After dropping in-jokes for the art crowd on “Picasso,” Jay calls out some unlikely assailants (his audience), letting us know of our weight on his shoulders, shouting “Don’t forget, America, this is how you made me.” True, we’ve made his name a synonym for excellence, but for an emcee who penned the literal blueprint for 21st Century rap, Hova, in rare form, isn’t giving himself enough credit. With Magna Carta... Holy Grail, Mr. Carter laid down another instant classic, 16 tracks of wit and undeniable hooks, over a seamless mix of chopped and screwed-meets-old school boom-bap production.
From the sickly-sweet opening licks of Justin Timberlake, to Frank Ocean waxing on the legacy of slavery and Jay’s Queen coming back for a follow-up to “03 Bonnie & Clyde,” the cameos bring in enough variety to keep hip-hop heads hooked for such a long release. But don’t be mistaken — the real power on Magna Carta lies with Jay’s nimble, yet commanding delivery and a Dream Team producer crew of Timbaland, The Dream and Pharrell. Hova keeps it funny, playfully copping from “Smells Like Teen Spirit” without losing the racial consciousness of his best work, dropping his “Strange Fruit” on “Oceans” and calling out Miley for her recent act of accidental racism (“Twerk Miley Twerk”).

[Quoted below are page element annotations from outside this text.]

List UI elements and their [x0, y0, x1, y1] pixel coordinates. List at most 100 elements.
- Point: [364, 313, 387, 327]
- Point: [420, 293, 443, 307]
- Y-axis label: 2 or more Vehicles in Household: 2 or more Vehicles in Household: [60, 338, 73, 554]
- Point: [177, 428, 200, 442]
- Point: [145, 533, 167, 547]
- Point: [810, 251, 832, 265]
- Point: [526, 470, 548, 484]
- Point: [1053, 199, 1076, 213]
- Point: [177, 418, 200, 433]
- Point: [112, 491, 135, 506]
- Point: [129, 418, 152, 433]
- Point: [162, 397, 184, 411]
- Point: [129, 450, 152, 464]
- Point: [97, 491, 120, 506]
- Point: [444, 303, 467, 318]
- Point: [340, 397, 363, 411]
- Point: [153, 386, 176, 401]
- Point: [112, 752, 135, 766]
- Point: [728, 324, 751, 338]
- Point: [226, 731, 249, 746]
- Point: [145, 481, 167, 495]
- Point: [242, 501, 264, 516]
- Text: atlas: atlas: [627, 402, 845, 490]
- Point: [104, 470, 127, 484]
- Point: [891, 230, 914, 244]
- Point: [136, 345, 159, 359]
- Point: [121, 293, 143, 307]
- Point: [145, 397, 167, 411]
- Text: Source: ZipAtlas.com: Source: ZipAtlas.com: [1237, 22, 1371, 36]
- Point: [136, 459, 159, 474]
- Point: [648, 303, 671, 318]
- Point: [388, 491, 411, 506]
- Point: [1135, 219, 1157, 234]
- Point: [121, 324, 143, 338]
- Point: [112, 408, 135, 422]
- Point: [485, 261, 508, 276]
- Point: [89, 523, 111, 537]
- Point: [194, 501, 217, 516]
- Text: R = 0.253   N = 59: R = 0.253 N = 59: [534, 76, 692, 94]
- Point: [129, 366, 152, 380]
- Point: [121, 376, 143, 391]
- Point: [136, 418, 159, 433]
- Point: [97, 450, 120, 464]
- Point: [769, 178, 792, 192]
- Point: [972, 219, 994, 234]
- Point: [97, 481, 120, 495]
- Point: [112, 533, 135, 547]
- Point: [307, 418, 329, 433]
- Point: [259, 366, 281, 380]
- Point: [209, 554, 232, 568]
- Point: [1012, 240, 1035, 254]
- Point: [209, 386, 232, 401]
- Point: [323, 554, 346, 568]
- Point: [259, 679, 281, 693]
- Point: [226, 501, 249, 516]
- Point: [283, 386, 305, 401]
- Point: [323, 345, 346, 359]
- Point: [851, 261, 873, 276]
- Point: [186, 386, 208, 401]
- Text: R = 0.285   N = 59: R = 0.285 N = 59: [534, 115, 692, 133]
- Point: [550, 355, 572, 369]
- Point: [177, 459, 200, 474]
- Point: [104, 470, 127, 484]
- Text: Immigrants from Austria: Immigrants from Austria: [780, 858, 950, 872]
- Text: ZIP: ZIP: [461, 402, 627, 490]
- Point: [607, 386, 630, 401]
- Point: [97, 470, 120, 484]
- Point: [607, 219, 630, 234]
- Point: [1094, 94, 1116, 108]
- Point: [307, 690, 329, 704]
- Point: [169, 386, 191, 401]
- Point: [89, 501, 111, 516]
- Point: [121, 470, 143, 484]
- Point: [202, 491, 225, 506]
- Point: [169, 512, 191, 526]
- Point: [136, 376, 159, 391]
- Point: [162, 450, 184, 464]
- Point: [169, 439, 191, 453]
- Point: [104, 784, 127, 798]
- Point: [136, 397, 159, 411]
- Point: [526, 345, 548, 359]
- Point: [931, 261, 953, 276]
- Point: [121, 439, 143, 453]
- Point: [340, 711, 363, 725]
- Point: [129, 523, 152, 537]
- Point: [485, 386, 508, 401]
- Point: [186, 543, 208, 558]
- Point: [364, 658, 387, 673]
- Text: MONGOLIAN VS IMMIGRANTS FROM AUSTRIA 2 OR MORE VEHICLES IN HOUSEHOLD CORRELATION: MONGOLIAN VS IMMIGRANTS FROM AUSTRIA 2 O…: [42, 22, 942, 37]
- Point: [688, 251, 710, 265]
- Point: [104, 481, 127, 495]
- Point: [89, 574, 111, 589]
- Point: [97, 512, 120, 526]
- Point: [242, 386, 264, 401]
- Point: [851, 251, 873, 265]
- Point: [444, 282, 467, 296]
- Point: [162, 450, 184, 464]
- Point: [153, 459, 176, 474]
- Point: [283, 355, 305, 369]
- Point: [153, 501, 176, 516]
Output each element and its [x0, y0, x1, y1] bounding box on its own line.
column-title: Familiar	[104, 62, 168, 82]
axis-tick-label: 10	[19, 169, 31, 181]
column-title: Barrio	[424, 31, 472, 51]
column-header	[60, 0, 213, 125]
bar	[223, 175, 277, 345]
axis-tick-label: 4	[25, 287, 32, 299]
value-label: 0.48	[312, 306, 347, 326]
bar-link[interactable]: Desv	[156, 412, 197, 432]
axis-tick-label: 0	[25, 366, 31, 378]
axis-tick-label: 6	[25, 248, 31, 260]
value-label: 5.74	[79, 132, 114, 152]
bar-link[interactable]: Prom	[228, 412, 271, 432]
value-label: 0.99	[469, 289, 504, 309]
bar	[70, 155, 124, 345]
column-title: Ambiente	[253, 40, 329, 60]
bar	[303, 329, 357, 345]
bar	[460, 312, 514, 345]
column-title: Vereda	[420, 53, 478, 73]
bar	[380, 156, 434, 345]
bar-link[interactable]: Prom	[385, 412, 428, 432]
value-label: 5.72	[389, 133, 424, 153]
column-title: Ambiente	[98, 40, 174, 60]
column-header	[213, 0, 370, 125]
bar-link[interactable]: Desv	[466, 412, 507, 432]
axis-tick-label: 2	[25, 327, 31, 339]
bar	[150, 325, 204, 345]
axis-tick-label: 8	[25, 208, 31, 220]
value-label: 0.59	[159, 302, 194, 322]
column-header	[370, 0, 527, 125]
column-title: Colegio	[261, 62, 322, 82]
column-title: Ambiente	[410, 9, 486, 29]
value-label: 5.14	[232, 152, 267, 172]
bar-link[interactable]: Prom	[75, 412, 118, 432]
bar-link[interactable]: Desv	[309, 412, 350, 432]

Putting his 12th album on the shelves on July 4 sheds light on Jay’s intentions. As if it wasn’t already clear, he wants to go down as an American icon. Jordan, Jackson, Carter. Whether the Samsung deal — selling a million copies before a single soundbite was heard via a pre-sale app — will go down as a marketing ploy or a game-changer, Brooklyn's idol steamrolled through the hype. You've made yourself, Jay.